I am quite fond of Norse mythology, but have no problem with Thor.
Unlike the mentioned Pirates (that dealt with REAL humans/pirates), the Asgardians were just Aliens...once witnessed by human beings, who wrote down their inexplicable observations as mythology. The explanation "It's not Norse Mythology, it is something that spawned Norse mythology, written down by someone who probably didn't even get 25% of what he witnessed " was sufficient for me to deviate from the original.

About the movie itself:
The more goofy touch was hit and miss: Some scenes were hilarious (Loki "NOW YOU KNOW HOW THAT FEELS!!!!!"), others felt forced (Thor begging not to get a haircut...erm...nope).
It occured to me they went a bit for the "Civial War" approach: Despite the underlying dark theme, let's give the whole thing a sufficient amount of humor.

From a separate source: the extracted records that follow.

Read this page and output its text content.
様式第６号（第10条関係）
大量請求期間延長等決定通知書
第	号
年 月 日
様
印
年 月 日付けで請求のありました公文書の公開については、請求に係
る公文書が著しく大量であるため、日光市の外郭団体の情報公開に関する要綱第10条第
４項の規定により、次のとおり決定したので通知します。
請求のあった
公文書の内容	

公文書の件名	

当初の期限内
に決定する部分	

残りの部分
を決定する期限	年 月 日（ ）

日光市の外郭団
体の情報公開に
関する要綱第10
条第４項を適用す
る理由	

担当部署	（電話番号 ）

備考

The actors in single review:

Hemsworth: Okay. The funny scenes were usually okay, though a few a bit too forced.

Hiddleston: Great acting, though the character was written a bit too much as a doormat.

Blanchett: Sorry, what was that? That Lady CAN act, but she was given a character that was more a function than an individual. ("Someone had to be the asshole, and that's Hela's job. Yeah, and that's basically all to say about her") Sorry, dear writers, give that actress something to work with and shine.

Thomson: Also a blank character deprived of much of a personality. Though - unlike Blanchett- she gave me the impression that she could not have acted a more elaborate character out.

Goldblum: Okay, that guy sealed the deal for me. Hilarious performance, some mixture of Collector and Hedonismbot.

The story seemed well developed to me. Especially enjoyed the wide range from "Man vs Man" in the Areana to the fate of All Asgard .
And - when recalling part 1-2 - the overall Story of the Thor trilogy showed a harmonic development for me.